2)  of all of the sites you know, which health site comes the closest to Mint.com

Thursday, March 10, 2011

Doctors inviting customers, I mean, patients, via Groupon

Still not convinced that doctors see you as a customer?  One plastic surgery group in Boston used Groupon to get the word out that Groupon ?patients could get laser hair removal for less than 25% of the normal $800 price.  Despite the DSP blog spouse's unfair comments about the ever increasing amount of hair on the DSP blog's back, the DSP blog was not in need of the hair removal offer.  However, it was disappointed that it could no longer by the cellulite treatment ($249 value) for its sisters (deal has expired).

The DSP blog anticipates the situations like this will increasingly force patients to make customer-like decisions with greater frequency.  Those who know best how to evaluate these ads placed under their windshield wiper will best be able to know which ones they should throw away and which ones they should pursue.
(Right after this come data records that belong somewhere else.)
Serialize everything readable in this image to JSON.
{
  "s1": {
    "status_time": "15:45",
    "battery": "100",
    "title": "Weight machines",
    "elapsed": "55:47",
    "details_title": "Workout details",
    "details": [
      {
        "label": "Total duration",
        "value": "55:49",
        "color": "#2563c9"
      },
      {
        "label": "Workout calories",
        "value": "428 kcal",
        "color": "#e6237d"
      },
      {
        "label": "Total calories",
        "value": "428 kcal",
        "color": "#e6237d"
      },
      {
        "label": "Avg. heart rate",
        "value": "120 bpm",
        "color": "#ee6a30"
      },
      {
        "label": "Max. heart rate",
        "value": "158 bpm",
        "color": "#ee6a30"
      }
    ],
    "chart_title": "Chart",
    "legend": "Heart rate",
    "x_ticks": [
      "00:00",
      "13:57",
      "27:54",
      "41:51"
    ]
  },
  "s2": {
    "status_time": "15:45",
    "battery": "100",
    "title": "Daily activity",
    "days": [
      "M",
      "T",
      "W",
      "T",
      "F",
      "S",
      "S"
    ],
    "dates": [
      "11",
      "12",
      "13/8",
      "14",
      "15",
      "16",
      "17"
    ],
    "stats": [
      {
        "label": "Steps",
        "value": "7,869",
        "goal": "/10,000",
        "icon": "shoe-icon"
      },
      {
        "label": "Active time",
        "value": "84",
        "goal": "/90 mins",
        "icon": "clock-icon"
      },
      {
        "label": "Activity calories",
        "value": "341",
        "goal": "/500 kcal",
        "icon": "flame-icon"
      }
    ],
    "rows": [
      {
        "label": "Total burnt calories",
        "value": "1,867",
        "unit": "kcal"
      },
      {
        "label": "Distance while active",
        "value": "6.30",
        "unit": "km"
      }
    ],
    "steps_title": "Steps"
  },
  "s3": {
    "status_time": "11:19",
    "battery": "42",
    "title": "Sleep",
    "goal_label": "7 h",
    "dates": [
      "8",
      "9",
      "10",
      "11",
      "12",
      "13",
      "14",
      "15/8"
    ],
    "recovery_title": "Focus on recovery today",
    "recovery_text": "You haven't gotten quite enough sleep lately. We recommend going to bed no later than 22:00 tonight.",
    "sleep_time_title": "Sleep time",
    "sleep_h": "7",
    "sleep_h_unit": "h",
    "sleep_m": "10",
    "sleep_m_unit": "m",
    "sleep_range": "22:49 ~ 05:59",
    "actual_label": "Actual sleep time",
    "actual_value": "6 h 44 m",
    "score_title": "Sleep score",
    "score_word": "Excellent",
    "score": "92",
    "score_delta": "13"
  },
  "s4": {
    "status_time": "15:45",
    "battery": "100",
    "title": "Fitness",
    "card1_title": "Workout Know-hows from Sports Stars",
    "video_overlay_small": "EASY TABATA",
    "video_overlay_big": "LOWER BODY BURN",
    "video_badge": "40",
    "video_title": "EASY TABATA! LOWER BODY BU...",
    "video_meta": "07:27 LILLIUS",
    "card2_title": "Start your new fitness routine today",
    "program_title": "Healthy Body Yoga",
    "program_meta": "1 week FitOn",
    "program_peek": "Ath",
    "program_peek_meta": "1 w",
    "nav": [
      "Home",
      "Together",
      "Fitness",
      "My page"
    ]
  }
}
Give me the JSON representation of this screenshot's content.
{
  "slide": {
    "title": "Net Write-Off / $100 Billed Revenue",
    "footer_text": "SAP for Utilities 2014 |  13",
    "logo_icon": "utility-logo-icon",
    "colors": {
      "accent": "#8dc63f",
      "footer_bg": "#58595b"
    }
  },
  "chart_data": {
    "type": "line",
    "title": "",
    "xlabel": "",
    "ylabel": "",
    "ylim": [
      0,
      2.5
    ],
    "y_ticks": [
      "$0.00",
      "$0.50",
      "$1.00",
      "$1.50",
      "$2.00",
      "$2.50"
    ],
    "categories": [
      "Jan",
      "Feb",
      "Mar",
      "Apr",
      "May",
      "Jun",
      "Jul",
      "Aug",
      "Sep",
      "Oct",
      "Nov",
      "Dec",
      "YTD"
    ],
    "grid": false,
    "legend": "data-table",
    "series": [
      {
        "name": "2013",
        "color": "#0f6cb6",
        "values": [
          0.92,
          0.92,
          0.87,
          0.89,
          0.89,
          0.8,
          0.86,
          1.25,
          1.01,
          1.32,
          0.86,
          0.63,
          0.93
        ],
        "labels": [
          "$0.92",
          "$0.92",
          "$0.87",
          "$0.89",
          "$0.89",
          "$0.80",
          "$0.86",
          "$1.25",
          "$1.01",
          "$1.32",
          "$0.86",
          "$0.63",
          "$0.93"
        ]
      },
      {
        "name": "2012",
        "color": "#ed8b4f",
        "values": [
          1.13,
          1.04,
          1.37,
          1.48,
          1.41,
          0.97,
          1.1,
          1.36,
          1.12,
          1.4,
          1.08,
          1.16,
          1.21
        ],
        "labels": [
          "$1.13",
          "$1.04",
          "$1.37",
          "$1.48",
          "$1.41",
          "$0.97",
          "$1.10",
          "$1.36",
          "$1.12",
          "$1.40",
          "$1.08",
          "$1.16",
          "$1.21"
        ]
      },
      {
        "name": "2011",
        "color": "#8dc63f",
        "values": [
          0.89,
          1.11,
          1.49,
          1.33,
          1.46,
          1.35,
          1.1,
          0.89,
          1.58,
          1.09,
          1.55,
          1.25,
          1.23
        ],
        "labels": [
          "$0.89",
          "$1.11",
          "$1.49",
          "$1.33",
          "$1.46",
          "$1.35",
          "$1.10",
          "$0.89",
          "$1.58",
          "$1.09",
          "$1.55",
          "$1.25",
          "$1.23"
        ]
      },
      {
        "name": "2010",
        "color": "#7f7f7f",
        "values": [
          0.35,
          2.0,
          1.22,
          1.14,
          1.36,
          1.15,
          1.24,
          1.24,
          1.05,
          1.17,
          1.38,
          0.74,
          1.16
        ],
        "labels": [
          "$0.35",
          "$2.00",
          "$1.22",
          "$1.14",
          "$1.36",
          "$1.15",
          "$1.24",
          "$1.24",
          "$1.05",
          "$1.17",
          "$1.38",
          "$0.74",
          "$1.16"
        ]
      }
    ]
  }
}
Even if you don't subscribe to Groupon, those reading this sentence may finish reading it for 50% off, today only.

Wednesday, March 9, 2011

Like it or not, you're being thrust into the driver's seat

Should patients be viewed as customers?  Is it appropriate to suggest that patients get in the driver's seat?  If billboards are advertising joint replacement, lap band specials can be found on the internet, and you can find out if you're at increased risk for experiencing muscle pain while taking statins, and you can directly access these services without going through a gatekeeper, then I would suggest that to a large extent, you are at the very least being viewed as a customer by many health care manufacturers, doctors, and hospitals.

If so, who do you turn to know whether you should pursue any of these flyers left under your windshield wiper while you're getting the groceries?  Or do you just throw them away?  Wouldn't it be nice if there was a "consumer reports" to turn to?   Interestingly, there is.  Not only that, it helps you sift through the small print that you might have otherwise missed, like the part about what percentage of patients that pursue lap band surgery love it so much that they have the band removed.  (about 1/3 need revision or removal of the band according to this reputable source).

Although Consumer Reports is great,  let's see it for what it is--a great map to have in your glove compartment.  But to figure out the best destination, make sure you have a primary care physician in the passenger seat that you enjoy talking to and will help you figure out which destination makes the most sense.

Sunday, March 6, 2011

Sarah Palin talks about Driver's Seat Patients Blog in embarrassing interview

Okay, so I am engaging in some self-promotional behavior. I was, yeah, just a little surprised, and I must admit, somewhat flattered, when Sarah Palin mentioned this young blog, admittedly during what must have been a somewhat embarrassing situation for her, so, yeah.